There are so many things to be said about Roth IRAs and why you should get one as a new college graduate. In short, IRA stands for Individual Retirement Account. A Roth IRA is unique because any money you put into it is taxed now, so you won't have to pay taxes on it when you're retired and ready to use it. The main benefit: you also won't have to pay any taxes on the money you earn in the account. In addition, because you're young, you get to take advantage of the power of compound interest for a long time before you retire. This could potentially earn you hundreds of thousands of dollars. The best time to open a Roth IRA was yesterday. So go do it now!

7. Contribute as much as possible to your 401k

A 401k is basically an investment bank account that you can't use until you retire, and it will be taxed once you start using it (so it is not taxed now). Many employers offer 401k matching, and they open one up for you when you start your first job. If your employer offers 100% matching up to 6% of your salary, that means that if you can afford to put 6% of your income into your 401k, your employer will also contribute the exact same amount. Listen to me: this is free money. I like free money. You like free money. Take it.

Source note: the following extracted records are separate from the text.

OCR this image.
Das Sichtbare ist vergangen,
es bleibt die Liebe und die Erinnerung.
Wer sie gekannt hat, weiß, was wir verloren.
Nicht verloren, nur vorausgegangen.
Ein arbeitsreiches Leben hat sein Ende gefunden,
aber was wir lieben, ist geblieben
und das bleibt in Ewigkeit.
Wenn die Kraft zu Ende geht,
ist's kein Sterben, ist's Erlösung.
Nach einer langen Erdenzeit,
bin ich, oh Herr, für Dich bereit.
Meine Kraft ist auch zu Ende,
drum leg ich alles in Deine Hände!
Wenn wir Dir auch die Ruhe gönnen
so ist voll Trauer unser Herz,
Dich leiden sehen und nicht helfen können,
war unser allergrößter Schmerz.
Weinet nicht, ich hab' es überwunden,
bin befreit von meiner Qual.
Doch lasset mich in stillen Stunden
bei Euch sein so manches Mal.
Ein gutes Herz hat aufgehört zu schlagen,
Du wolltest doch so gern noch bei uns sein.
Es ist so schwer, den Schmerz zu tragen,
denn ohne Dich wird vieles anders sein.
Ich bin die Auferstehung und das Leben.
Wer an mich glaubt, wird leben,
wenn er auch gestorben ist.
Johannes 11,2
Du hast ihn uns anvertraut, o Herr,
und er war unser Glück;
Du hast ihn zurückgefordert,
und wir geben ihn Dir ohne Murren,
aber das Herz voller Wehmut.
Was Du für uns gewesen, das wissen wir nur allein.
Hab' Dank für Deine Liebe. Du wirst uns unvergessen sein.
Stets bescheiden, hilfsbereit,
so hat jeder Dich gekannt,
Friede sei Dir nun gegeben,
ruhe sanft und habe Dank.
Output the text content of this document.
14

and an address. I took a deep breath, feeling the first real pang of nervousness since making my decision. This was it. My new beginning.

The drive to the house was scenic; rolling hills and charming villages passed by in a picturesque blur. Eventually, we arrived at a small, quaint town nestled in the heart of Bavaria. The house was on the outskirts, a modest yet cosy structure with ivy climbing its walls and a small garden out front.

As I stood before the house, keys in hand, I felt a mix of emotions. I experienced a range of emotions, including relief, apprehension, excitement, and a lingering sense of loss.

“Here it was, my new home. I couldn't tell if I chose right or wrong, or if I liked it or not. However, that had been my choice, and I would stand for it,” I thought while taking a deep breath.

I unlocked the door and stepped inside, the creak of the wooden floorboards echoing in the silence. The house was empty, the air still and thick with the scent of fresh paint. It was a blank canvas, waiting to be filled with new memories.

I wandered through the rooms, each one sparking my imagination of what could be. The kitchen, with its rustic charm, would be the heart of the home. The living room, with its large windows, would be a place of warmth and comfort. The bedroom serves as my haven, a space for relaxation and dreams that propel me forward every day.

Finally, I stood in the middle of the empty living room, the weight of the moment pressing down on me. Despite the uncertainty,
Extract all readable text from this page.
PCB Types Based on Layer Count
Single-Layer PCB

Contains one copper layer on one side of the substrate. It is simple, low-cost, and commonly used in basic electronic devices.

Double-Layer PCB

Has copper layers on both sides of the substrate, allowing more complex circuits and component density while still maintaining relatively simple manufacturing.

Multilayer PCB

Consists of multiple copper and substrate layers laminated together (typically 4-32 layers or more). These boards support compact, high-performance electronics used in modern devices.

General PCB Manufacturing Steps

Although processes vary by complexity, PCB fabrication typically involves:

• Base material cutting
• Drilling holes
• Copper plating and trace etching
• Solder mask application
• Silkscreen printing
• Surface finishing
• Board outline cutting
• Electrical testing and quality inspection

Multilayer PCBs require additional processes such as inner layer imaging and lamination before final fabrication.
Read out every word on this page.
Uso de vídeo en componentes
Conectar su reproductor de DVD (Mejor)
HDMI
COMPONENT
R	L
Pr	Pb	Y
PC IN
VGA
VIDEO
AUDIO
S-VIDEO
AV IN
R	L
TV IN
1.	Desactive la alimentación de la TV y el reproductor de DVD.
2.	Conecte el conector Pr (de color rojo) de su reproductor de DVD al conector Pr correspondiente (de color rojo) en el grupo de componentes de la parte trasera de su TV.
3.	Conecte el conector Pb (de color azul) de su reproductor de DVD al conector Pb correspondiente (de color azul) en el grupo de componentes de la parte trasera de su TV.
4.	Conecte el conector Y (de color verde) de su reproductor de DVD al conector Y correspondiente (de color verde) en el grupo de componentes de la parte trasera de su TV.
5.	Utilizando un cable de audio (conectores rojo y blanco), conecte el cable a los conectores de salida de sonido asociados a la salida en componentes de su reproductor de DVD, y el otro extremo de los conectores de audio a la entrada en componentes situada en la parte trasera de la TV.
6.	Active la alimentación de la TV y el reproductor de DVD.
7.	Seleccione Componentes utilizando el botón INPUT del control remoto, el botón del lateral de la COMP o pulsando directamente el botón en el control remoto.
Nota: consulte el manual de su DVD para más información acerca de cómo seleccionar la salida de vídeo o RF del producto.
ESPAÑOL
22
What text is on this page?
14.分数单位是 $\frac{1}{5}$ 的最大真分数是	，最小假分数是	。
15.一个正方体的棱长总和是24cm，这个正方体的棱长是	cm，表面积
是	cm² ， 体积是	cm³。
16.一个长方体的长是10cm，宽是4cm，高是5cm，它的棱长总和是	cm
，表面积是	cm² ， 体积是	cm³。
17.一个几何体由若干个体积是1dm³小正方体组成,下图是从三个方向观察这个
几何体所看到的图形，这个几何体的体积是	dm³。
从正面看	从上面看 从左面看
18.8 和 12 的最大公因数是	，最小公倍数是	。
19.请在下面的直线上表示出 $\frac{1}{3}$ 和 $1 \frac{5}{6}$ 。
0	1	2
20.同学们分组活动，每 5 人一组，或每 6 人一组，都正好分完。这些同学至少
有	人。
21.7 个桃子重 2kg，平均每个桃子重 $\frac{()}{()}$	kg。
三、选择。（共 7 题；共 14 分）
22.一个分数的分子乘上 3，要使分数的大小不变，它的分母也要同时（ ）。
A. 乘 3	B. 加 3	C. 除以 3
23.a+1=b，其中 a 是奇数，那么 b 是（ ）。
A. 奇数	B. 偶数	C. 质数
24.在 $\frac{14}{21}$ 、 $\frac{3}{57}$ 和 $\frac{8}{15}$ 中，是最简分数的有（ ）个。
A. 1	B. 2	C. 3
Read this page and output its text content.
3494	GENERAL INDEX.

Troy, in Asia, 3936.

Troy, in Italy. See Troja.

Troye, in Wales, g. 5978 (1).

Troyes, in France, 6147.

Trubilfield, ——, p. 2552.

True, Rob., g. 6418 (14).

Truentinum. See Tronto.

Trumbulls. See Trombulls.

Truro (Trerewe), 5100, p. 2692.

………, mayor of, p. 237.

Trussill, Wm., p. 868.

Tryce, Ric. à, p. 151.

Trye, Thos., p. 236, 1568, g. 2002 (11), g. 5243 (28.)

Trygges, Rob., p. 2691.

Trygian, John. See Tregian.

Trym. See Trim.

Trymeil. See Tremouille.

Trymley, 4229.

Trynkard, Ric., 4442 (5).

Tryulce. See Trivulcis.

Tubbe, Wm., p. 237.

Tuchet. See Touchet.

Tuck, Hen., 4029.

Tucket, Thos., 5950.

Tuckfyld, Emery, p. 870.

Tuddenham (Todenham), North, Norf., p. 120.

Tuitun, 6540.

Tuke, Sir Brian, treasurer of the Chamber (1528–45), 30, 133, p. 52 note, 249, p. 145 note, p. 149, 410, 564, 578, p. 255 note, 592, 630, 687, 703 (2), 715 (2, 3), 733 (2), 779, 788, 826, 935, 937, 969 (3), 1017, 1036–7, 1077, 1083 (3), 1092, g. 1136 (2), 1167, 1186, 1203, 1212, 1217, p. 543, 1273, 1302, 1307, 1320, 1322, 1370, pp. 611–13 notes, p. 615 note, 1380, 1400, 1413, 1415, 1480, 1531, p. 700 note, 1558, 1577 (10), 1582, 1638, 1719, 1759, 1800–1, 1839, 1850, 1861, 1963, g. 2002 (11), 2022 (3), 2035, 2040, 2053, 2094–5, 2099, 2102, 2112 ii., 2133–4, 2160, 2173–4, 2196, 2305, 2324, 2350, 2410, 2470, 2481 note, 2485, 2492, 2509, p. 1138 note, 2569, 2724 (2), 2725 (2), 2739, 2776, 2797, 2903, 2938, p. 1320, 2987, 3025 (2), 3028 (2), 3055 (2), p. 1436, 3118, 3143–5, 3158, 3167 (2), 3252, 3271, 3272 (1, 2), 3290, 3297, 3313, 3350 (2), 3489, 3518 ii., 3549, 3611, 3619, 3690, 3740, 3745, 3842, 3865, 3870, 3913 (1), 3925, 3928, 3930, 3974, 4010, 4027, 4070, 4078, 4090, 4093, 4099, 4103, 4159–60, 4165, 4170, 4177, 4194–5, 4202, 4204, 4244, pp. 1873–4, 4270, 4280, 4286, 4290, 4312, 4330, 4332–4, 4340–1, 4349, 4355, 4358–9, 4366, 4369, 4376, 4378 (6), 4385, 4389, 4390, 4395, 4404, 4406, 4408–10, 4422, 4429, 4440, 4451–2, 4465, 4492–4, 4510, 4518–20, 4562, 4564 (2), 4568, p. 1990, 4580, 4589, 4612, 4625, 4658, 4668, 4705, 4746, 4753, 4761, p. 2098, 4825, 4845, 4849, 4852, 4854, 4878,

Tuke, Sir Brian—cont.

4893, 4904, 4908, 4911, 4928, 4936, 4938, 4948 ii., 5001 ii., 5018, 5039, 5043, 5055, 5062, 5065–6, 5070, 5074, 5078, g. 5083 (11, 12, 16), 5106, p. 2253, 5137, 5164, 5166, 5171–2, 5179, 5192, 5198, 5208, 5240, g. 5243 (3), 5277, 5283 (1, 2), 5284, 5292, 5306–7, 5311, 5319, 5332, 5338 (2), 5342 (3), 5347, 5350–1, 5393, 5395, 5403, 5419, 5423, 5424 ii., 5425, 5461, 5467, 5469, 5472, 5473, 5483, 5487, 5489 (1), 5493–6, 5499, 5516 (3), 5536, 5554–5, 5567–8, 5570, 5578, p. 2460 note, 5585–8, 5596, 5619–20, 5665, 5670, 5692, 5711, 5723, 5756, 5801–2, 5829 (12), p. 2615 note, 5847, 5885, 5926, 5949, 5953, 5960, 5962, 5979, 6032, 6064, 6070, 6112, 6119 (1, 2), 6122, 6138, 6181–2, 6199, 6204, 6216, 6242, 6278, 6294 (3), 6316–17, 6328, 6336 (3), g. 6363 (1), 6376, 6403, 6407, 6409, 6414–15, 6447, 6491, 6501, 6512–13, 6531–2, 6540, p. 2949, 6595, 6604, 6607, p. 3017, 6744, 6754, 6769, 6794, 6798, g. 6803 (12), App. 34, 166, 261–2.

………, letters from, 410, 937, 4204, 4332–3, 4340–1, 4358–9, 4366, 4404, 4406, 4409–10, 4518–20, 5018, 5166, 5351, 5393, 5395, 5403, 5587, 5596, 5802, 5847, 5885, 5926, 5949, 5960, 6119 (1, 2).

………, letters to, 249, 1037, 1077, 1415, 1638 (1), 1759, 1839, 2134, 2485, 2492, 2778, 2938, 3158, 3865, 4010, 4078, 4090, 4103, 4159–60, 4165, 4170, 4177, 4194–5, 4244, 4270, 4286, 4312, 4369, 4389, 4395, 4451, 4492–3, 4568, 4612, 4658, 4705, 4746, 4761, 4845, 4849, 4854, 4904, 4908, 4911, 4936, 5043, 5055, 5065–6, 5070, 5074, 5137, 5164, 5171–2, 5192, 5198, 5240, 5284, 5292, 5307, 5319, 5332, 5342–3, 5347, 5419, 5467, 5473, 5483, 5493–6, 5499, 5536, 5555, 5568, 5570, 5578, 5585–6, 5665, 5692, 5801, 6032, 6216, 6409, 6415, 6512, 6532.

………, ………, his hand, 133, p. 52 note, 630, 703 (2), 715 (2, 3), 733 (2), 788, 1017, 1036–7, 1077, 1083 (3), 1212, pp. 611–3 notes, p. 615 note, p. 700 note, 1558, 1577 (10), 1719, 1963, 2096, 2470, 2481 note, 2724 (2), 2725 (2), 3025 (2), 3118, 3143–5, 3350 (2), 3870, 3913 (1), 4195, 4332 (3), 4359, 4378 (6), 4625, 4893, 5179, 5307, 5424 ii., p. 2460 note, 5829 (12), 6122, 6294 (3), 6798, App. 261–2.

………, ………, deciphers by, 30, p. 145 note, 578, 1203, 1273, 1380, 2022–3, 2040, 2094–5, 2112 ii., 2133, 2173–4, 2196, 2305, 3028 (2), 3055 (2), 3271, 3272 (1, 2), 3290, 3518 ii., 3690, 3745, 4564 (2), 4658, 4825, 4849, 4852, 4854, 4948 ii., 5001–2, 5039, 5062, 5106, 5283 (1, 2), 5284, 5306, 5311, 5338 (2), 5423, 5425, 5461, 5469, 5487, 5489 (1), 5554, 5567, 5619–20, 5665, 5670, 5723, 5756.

8. Open a high-yield savings account

This is 2019. Don't keep your money in cash or in a regular savings account, where it'll depreciate 2-3% in value every single year it sits there. Get yourself a high-yield savings account, in which interest rates are anywhere between 2.0 and 2.25%, and watch your money make money while you sleep.

9. Start tracking your spending

Since it has become much easier to make quick and painless purchases these days, you should definitely be aware of your spending. I personally like to use a free app, like Mint, that does all the work for you because it puts all of your financial accounts (ie. savings and checking accounts, investments, loans, assets, etc.) into one place.

10. Create a monthly budget for each of your spending categories

These include food, housing, transportation, entertainment, subscriptions, health and wellness, and maybe more. You should know the things you always buy on a monthly basis and how much they typically cost. Comparing your budget to what you really spent after a month will show you exactly where your weaknesses are. Try to stay at or under your budget for each category every month unless there's an unusual event, like a vacation or a car repair.

11. Learn the basics of investing

Compared to the other tips on this list, this is one you can put on the back-burner for a bit. However, that doesn't make it any less important. It's critical for everyone who is financially independent to understand the basics of stocks, bonds, Exchange-Traded Funds, Mutual Funds, REITs, and more that you can use to diversify your portfolio, including in your new Roth IRA and 401k!

What are you waiting for? Up your financial game!